Mindfulness is the art of being present and living fully in the moment, letting go of guilt over the past and worry about the future. It helps us manage stress by embracing qualities such as patience, letting go, trust, and acceptance. Today as I was listening to a book about mindfulness, the author mentioned something that made me stop and take a pause. It's something I know so well, but in the context of what he was saying it became more vivid.
It was simple: "Every ending is a new beginning." It reminded me that endings signify change, and while change often induces stress, change is opportunity. No matter how difficult, change allows us to embrace new experiences and to grow and learn as a result. For me it was a gentle reminder to always look forward rather than back, and to welcome all that lies ahead.
In light of this I decided that we have to challenge our fear of change, and to do so we need strategies that help us focus on the future and let go of the past. I came up with two that I believe are critical, that have helped me personally embrace and adapt to change.
Grow with change. As a trailing spouse, I know change. There was a period of time where my husband and my two daughters and I moved three times in five years for his career. Having grown up in one home all my life this wasn’t a lifestyle I would have imagined living, but somehow those moves seemed to call on my courage. Maybe it was personal resilience, the kind you don't realize you have until put to the test. Or maybe it was two experiences where I lived abroad at earlier times in my life. It could have been the freedom of anonymity, or it may have been all of the above, but somehow I always put inhibition aside.

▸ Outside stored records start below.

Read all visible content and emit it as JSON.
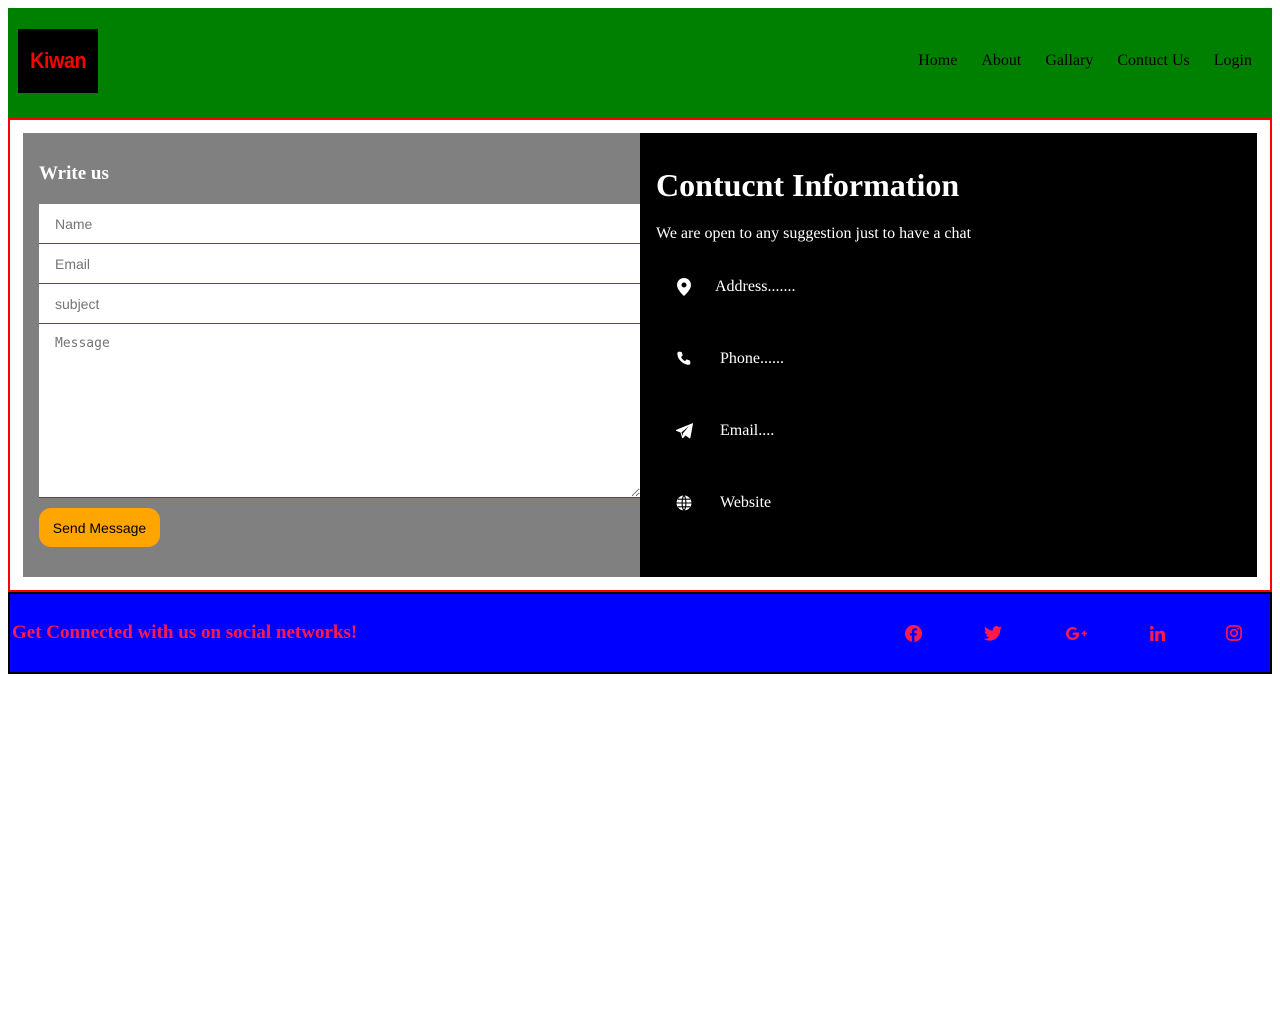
{
  "header": {
    "logo_text": "Kiwan",
    "nav": [
      "Home",
      "About",
      "Gallary",
      "Contuct Us",
      "Login"
    ]
  },
  "form": {
    "title": "Write us",
    "name_placeholder": "Name",
    "email_placeholder": "Email",
    "subject_placeholder": "subject",
    "message_placeholder": "Message",
    "send_label": "Send Message"
  },
  "info": {
    "title": "Contucnt Information",
    "subtitle": "We are open to any suggestion just to have a chat",
    "address": "Address.......",
    "phone": "Phone......",
    "email": "Email....",
    "website": "Website",
    "icons": [
      "map-pin-icon",
      "phone-icon",
      "paper-plane-icon",
      "globe-icon"
    ]
  },
  "footer": {
    "text": "Get Connected with us on social networks!",
    "social_icons": [
      "facebook-icon",
      "twitter-icon",
      "google-plus-icon",
      "linkedin-icon",
      "instagram-icon"
    ]
  },
  "colors": {
    "header_bg": "#008000",
    "logo_text": "#ff0000",
    "form_panel": "#808080",
    "info_panel": "#000000",
    "button": "#ffa500",
    "footer_bg": "#0000ff",
    "footer_text": "#ff1a4d",
    "frame_border": "#ff0000"
  }
}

Somehow a move always proved to be the perfect opportunity for transformation and a fresh start. If everything you know to be true is changing, what do you have to lose?
This mindset empowered me and it was a catalyst to many new things. I put myself out there in ways I may not have otherwise. I think this feeling is familiar to many and it doesn’t take a move to get you there. It’s similar to the desire some have after a break up to change their look, or something about their lifestyle, like a new hairdo or a gym membership. The bottom line is, there’s power in change if we tap into it. Sometimes we’re inspired to change our career, our direction in life, or something else to match the energy we get when one door closes and we’re ready for the next one to open. It means that something has come to an end and what lies ahead has potential. If we look back and yearn for what used to be we are left with nothing but regret and disappointment. If we open our arms to new experiences we can embrace what lies ahead.
Accept change. Some moves went better than others. With some moves I went in with an open heart and with others I went in with resistance. The ones where I went in with resistance were always the harder moves. My tone set the stage for my daughters and laid the foundation for how things were going to play out in our lives. I soon learned that acceptance doesn’t mean resignation, it means that you accept the situation for what it is and you choose to make the most of it. It’s like Elizabeth Kubler Ross’ five stages of grief; sometimes you have to go through denial, anger, bargaining, and depression before you can get to acceptance, but once you get there you’ll see the situation through a fresh set of eyes. At that point everything about the move, the break up, the job loss, or whatever change you’re experiencing will seem easier to manage and less of a struggle.
Every ending really is a new beginning, and beginnings are full of excitement and wonder. May we all be open to change, and the possibilities that lie ahead.